Jayne Thomas, the Creativity Collaboratives Lead Teacher at Old Basford, uses horticultural images to discuss how teaching for creativity has taken root in her school. The seeds were scattered in the first year (2022) when they worked with a creative practitioner (CP) on a digital music project. The residency went well; pupils and teachers enjoyed using the technology to make and perform music. But when they discussed the project after it had finished, the staff involved said that they still didn’t feel confident about using the technology with the children and anyway the resources the CP had used were not available in school. Reflecting on this, Jayne decided that, if they wanted to gain real long-term benefit from the CPs’ residencies, they needed to take a different approach to sustainability. They needed something more than one-off projects.
A practical first step was to adjust the budget for the second residency that was beginning in May 2023, and invest in the resources the school would need to repeat and develop the work with children. But other seeds had also been scattered in that first year. At one of the CC Community of Practice meetings, school-centric maps of different areas of Nottingham were shared. These representations of schools at the heart – and in the centre – of their localities were powerful. In Old Basford School, work began on developing their own map; children and community members were encouraged to add to it, to identify places that were significant to them, to think about the assets that already existed in Old Basford and more widely in the city of Nottingham.
Another seed that had been sown and had been germinating gently over the year was the Creative Habits of Mind Wheel, a tool that had been introduced through the national network of collaboratives and the local community of practice meetings. In July 2023, convinced that specifying the dispositions and behaviours they were looking for in the children would help embed and sustain teaching for creativity, Jayne took the Creative Habits of Mind Wheel to Old Basford’s senior leadership team. The response was enthusiastic. The school’s vision statement was reworked to align with the creativity wheel and by the start of the 23-24 school year the staff had agreed that all lesson plans would include explicit reference to one or more of the habits.
With thanks to Prof Chris Hall and Jayne Thomas for this 'vignette' - a powerful description of the impact the Creativity Collaboratives programme has had for children and teachers at Old Basford School.
For more information on the national Creativity Collaboratives programme go to creativityexchange.org.uk.
For more on our Nottingham programme and the 12 schools involved, click below!
The roots were spreading. Teaching for creativity was now part of Old Basford’s vision for all its children. At the CC conference in September 2023 Jayne spoke to an audience of 500+ teachers, teaching assistants and Creative Practitioners from the stage of Nottingham Playhouse, explaining how the wheel had helped them develop their ideas about the importance of creativity in their school. The speech, and the INSET sessions that followed on from it, were very warmly received. Later Jayne said that ‘going public’ confirmed for her that what they had done so far at Old Basford was right. Articulating the vision and the reasoning behind it strengthened her confidence in her own beliefs but, importantly, it also inspired other teachers and nudged other schools to think about the approach that would work best for them.
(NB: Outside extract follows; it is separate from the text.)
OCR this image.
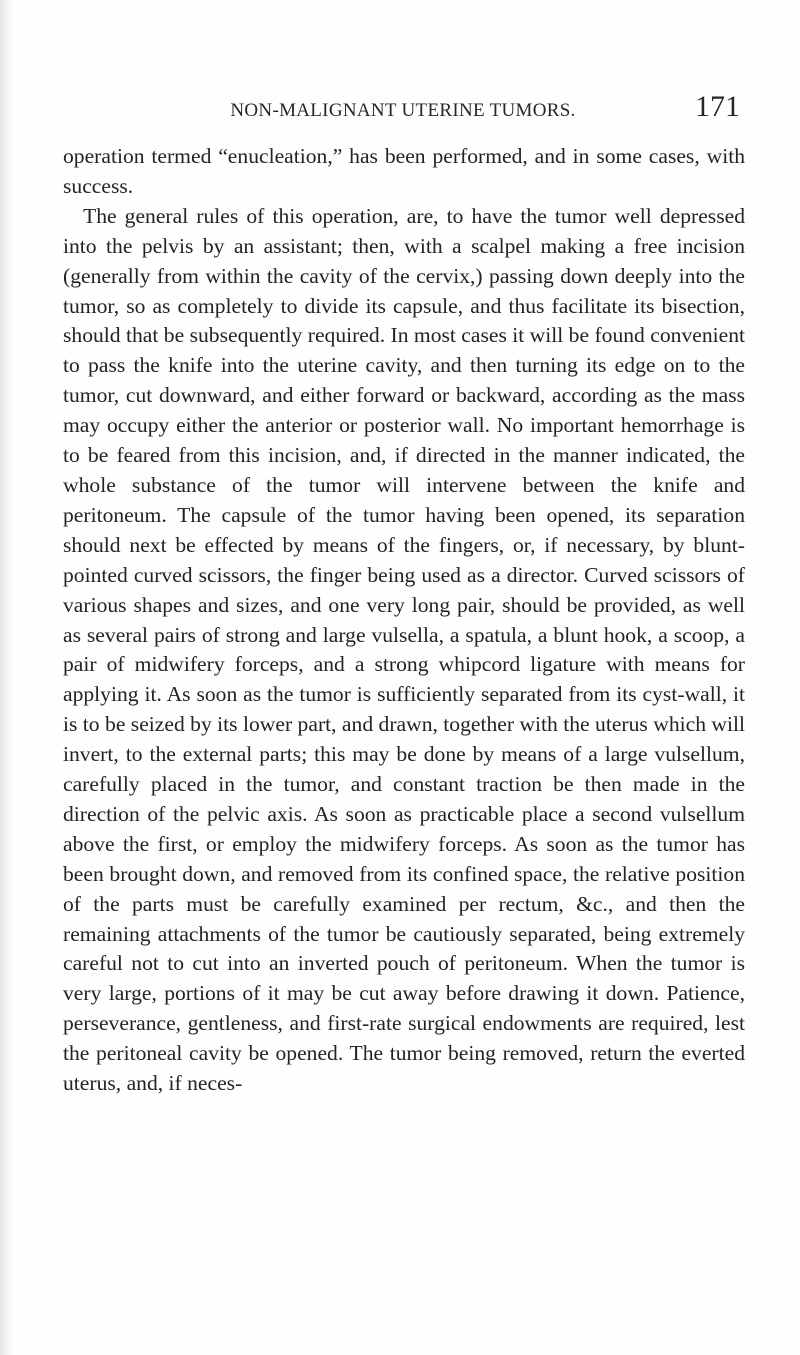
NON-MALIGNANT UTERINE TUMORS.	171
operation termed “enucleation,” has been performed, and in some cases, with success.
The general rules of this operation, are, to have the tumor well depressed into the pelvis by an assistant; then, with a scalpel making a free incision (generally from within the cavity of the cervix,) passing down deeply into the tumor, so as completely to divide its capsule, and thus facilitate its bisection, should that be subsequently required. In most cases it will be found convenient to pass the knife into the uterine cavity, and then turning its edge on to the tumor, cut downward, and either forward or backward, according as the mass may occupy either the anterior or posterior wall. No important hemorrhage is to be feared from this incision, and, if directed in the manner indicated, the whole substance of the tumor will intervene between the knife and peritoneum. The capsule of the tumor having been opened, its separation should next be effected by means of the fingers, or, if necessary, by blunt-pointed curved scissors, the finger being used as a director. Curved scissors of various shapes and sizes, and one very long pair, should be provided, as well as several pairs of strong and large vulsella, a spatula, a blunt hook, a scoop, a pair of midwifery forceps, and a strong whipcord ligature with means for applying it. As soon as the tumor is sufficiently separated from its cyst-wall, it is to be seized by its lower part, and drawn, together with the uterus which will invert, to the external parts; this may be done by means of a large vulsellum, carefully placed in the tumor, and constant traction be then made in the direction of the pelvic axis. As soon as practicable place a second vulsellum above the first, or employ the midwifery forceps. As soon as the tumor has been brought down, and removed from its confined space, the relative position of the parts must be carefully examined per rectum, &c., and then the remaining attachments of the tumor be cautiously separated, being extremely careful not to cut into an inverted pouch of peritoneum. When the tumor is very large, portions of it may be cut away before drawing it down. Patience, perseverance, gentleness, and first-rate surgical endowments are required, lest the peritoneal cavity be opened. The tumor being removed, return the everted uterus, and, if neces-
Back at Old Basford the work on teaching for creativity continued. They embarked on a whole school oracy project. Discussions about the links between creativity and play led to an ambitious rethink of playtimes, playground rules, equipment and games. Ofsted came, approved of what they were doing, and went. To keep up the momentum, the school devoted its February INSET day to teaching for creativity workshops. Jayne, with other members of the senior leadership team, supported and scaffolded new approaches, working to build staff confidence and keep channels of communication open. Following on from the whole school INSET, during the second half of the Spring term, creativity became the focus of the school’s monitoring cycle. Staff meeting time was given to reflective coaching, where people could discuss with their colleagues any issues (usually time and resources) that they had encountered with teaching for creativity, solutions could be offered and peers could share best practice. The expectation from SLT was that lessons should be delivered more creatively with a focus on the ‘habits of learning’ and oracy. To ensure that this expectation was being met, and to what degree of success, SLT dropped in to lessons and then fed back to all. Overwhelmingly, Jayne and SLT found that children were more active, more engaged and discussing more, using sentence stems as support.
So, when two new creative practitioners began their residencies in the third and final year of the CC project, the ground was well prepared. School staff were clear about the value of allocating enough time to joint planning; they thought hard about using resources that were sustainable and easy to source; they made sure there were opportunities for the creative practitioners – an engineer and a drama specialist – to share key knowledge with the staff involved. The creativity wheel provided them with a framework for assessing the impact of the projects and they had mechanisms in place for building the new ideas and approaches into the school’s curriculum.
These carefully considered practical steps have ensured that teaching for creativity has taken root and is blossoming at Old Basford. And – looking forward – Jayne and her colleagues can see there’s still plenty of fertile ground for more growth.